My most challenging moment was trekking coast to coast.  I originally went on Raleigh to do charity work so no matter how challenging that was I could get though it because it was something I am really passionate about.  However I have never done anything like trekking before or thought about it very much.  The more I did start to think about it the scarier it seemed because it involved a lot of physical work that I was not sure I was strong enough for.  Once I started trekking I did find it hard but not impossible like I thought originally and everyone in my group really supported each other throughout.  It made me more exhilarated and proud that I actually completed it because it was a big challenge for me.  Since the trek, when new challenges come my way, instead of finding them scary and avoiding them (which is what I would have done before) I throw these thoughts out the window and go for it because it pushes me further and I end up finding out something new about myself.

What have you learnt?

I have learnt a lot about myself on Raleigh.  I realise I am a lot stronger mentally and physically than I once thought.  I can do a lot more than I give myself credit for and I have a lot more confidence now in what I do.  Furthermore, seeing people who have next to nothing and living in basic conditions made me more appreciative of what I have and made me realise a lot of material possessions are completely unnecessary.

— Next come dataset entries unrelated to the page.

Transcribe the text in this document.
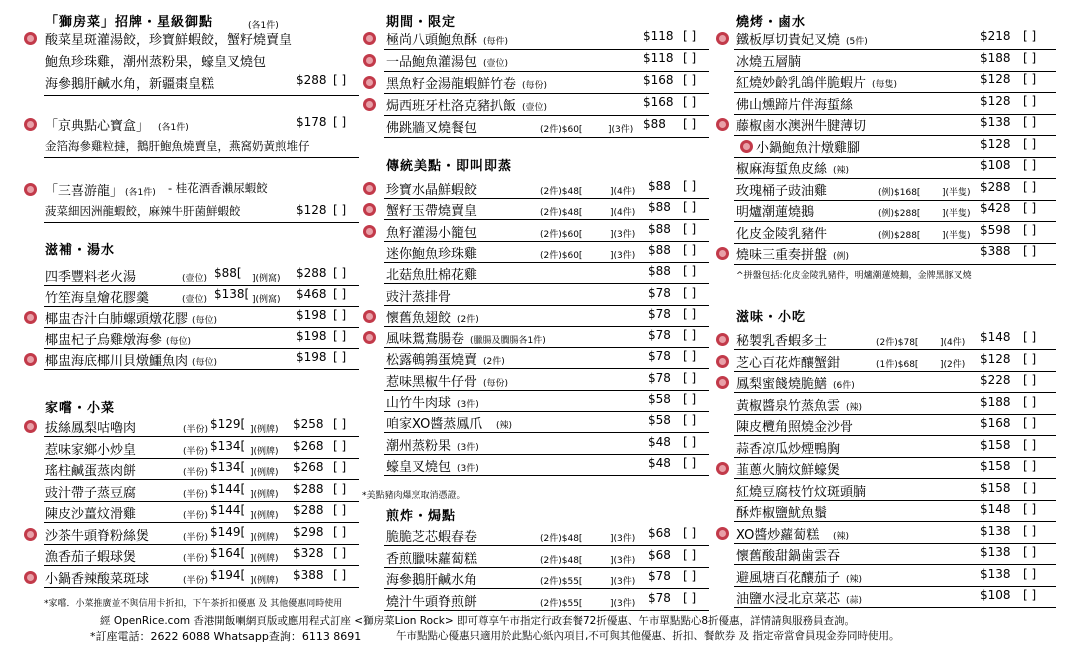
「獅房菜」招牌・星級御點	(各1件)
酸菜星斑灌湯餃，珍寶鮮蝦餃，蟹籽燒賣皇
鮑魚珍珠雞，潮州蒸粉果，蠔皇叉燒包
海參鵝肝鹹水角，新疆棗皇糕	$288 [ ]
「京典點心寶盒」 (各1件)	$178 [ ]
金箔海參雞粒撻，鵝肝鮑魚燒賣皇，燕窩奶黃煎堆仔
「三喜游龍」 (各1件) - 桂花酒香瀨尿蝦餃
菠菜細因洲龍蝦餃，麻辣牛肝菌鮮蝦餃	$128 [ ]
滋補・湯水
四季豐料老火湯	(壹位) $88[ ](例窩) $288 [ ]
竹笙海皇燴花膠羹	(壹位) $138[ ](例窩) $468 [ ]
椰盅杏汁白肺螺頭燉花膠 (每位)	$198 [ ]
椰盅杞子烏雞燉海參 (每位)	$198 [ ]
椰盅海底椰川貝燉鱷魚肉 (每位)	$198 [ ]
家嚐・小菜
拔絲鳳梨咕嚕肉	(半份) $129[ ](例牌) $258 [ ]
惹味家鄉小炒皇	(半份) $134[ ](例牌) $268 [ ]
瑤柱鹹蛋蒸肉餅	(半份) $134[ ](例牌) $268 [ ]
豉汁帶子蒸豆腐	(半份) $144[ ](例牌) $288 [ ]
陳皮沙薑炆滑雞	(半份) $144[ ](例牌) $288 [ ]
沙茶牛頭脊粉絲煲	(半份) $149[ ](例牌) $298 [ ]
漁香茄子蝦球煲	(半份) $164[ ](例牌) $328 [ ]
小鍋香辣酸菜斑球	(半份) $194[ ](例牌) $388 [ ]
*家嚐．小菜推廣並不與信用卡折扣，下午茶折扣優惠 及 其他優惠同時使用
期間・限定
極尚八頭鮑魚酥 (每件)	$118 [ ]
一品鮑魚灌湯包 (壹位)	$118 [ ]
黑魚籽金湯龍蝦鮮竹卷 (每份)	$168 [ ]
焗西班牙杜洛克豬扒飯 (壹位)	$168 [ ]
佛跳牆叉燒餐包	(2件)$60[	](3件) $88 [ ]
傳統美點・即叫即蒸
珍寶水晶鮮蝦餃	(2件)$48[	](4件) $88 [ ]
蟹籽玉帶燒賣皇	(2件)$48[	](4件) $88 [ ]
魚籽灌湯小籠包	(2件)$60[	](3件) $88 [ ]
迷你鮑魚珍珠雞	(2件)$60[	](3件) $88 [ ]
北菇魚肚棉花雞	$88 [ ]
豉汁蒸排骨	$78 [ ]
懷舊魚翅餃 (2件)	$78 [ ]
風味鴛鴦腸卷 (臘腸及膶腸各1件)	$78 [ ]
松露鵪鶉蛋燒賣 (2件)	$78 [ ]
惹味黑椒牛仔骨 (每份)	$78 [ ]
山竹牛肉球 (3件)	$58 [ ]
咱家XO醬蒸鳳爪 (辣)	$58 [ ]
潮州蒸粉果 (3件)	$48 [ ]
蠔皇叉燒包 (3件)	$48 [ ]
*美點豬肉爆烹取消憑證。
煎炸・焗點
脆脆芝芯蝦春卷	(2件)$48[	](3件) $68 [ ]
香煎臘味蘿蔔糕	(2件)$48[	](3件) $68 [ ]
海參鵝肝鹹水角	(2件)$55[	](3件) $78 [ ]
燒汁牛頭脊煎餅	(2件)$55[	](3件) $78 [ ]
燒烤・鹵水
鐵板厚切貴妃叉燒 (5件)	$218 [ ]
冰燒五層腩	$188 [ ]
紅燒妙齡乳鴿伴脆蝦片 (每隻)	$128 [ ]
佛山燻蹄片伴海蜇絲	$128 [ ]
藤椒鹵水澳洲牛腱薄切	$138 [ ]
小鍋鮑魚汁燉雞腳	$128 [ ]
椒麻海蜇魚皮絲 (辣)	$108 [ ]
玫瑰桶子豉油雞	(例)$168[ ](半隻) $288 [ ]
明爐潮蓮燒鵝	(例)$288[ ](半隻) $428 [ ]
化皮金陵乳豬件	(例)$288[ ](半隻) $598 [ ]
燒味三重奏拼盤 (例)	$388 [ ]
^拼盤包括:化皮金陵乳豬件，明爐潮蓮燒鵝，金牌黑豚叉燒
滋味・小吃
秘製乳香蝦多士	(2件)$78[ ](4件) $148 [ ]
芝心百花炸釀蟹鉗	(1件)$68[ ](2件) $128 [ ]
鳳梨蜜餞燒脆鱔 (6件)	$228 [ ]
黃椒醬泉竹蒸魚雲 (辣)	$188 [ ]
陳皮欖角照燒金沙骨	$168 [ ]
蒜香凉瓜炒煙鴨胸	$158 [ ]
韮蔥火腩炆鮮蠔煲	$158 [ ]
紅燒豆腐枝竹炆斑頭腩	$158 [ ]
酥炸椒鹽魷魚鬚	$148 [ ]
XO醬炒蘿蔔糕 (辣)	$138 [ ]
懷舊酸甜鍋歯雲吞	$138 [ ]
避風塘百花釀茄子 (辣)	$138 [ ]
油鹽水浸北京菜芯 (蒜)	$108 [ ]
經 OpenRice.com 香港開飯喇網頁版或應用程式訂座 <獅房菜Lion Rock> 即可尊享午市指定行政套餐72折優惠、午市單點點心8折優惠，詳情請與服務員查詢。
*訂座電話：2622 6088 Whatsapp查詢：6113 8691	午市點點心優惠只適用於此點心紙內項目,不可與其他優惠、折扣、餐飲券 及 指定帝當會員現金券同時使用。
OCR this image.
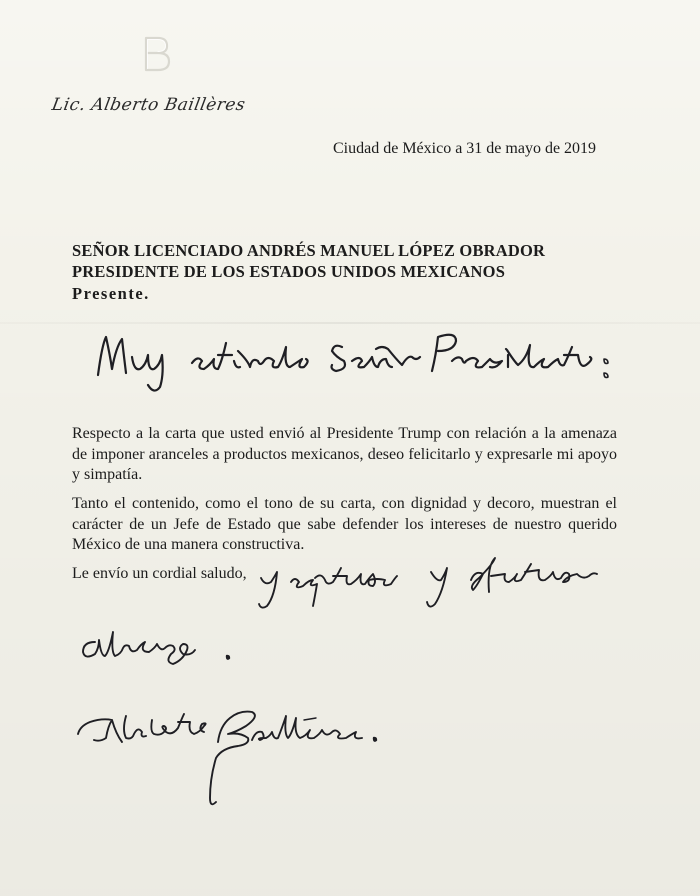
Lic. Alberto Baillères
Ciudad de México a 31 de mayo de 2019
SEÑOR LICENCIADO ANDRÉS MANUEL LÓPEZ OBRADOR
PRESIDENTE DE LOS ESTADOS UNIDOS MEXICANOS
Presente.
Respecto a la carta que usted envió al Presidente Trump con relación a la amenaza de imponer aranceles a productos mexicanos, deseo felicitarlo y expresarle mi apoyo y simpatía.
Tanto el contenido, como el tono de su carta, con dignidad y decoro, muestran el carácter de un Jefe de Estado que sabe defender los intereses de nuestro querido México de una manera constructiva.
Le envío un cordial saludo,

What are your plans following Raleigh? Have they changed since you've been on expedition, and if so, why?

Raleigh has reaffirmed what I want to do.  I was slightly unsure as to whether I want to do a Masters at university or try for a graduate job.  From helping people on my phases and in my groups I realise I do want to carry this on in my job.  Therefore I am definitely going to do a Masters in Forensic Psychology where I can make a difference every day.

How do you think Raleigh will improve your employability skills?  Which skills?  Where did you gain these skills from?

  • I think Raleigh has really improved my employability skills. During each phase you are continuously with a team of people working towards a common goal. I have learnt how to work well with others, helping and supporting each other when we needed it. From this I improved my skills in teamwork.
  • I also got the chance to be a leader for a day which I got feedback on. This really helped me to see what the group liked about my leadership style and what I could work on in the future. Now I am more confident in the decisions I make.
  • Other skills Raleigh helped with were:
    • My communication (I got used to voicing my opinion more within a group setting) organisational and planning (my fundraising events required a lot of organising and planning within a short timescale) and being able to work with a variety of people from different backgrounds and cultures.
    • Furthermore I come across more positive on application forms because now I actually believe I have the skills they are looking for and I have more unique things to say rather than talking about skills from waitressing which a lot of other people have.

How would you sum up your Raleigh experience?

My Raleigh experience was amazing and means so much to me. It has helped me in so many ways that I didn't expect and is one of the best experiences of my life.  I will never forget it.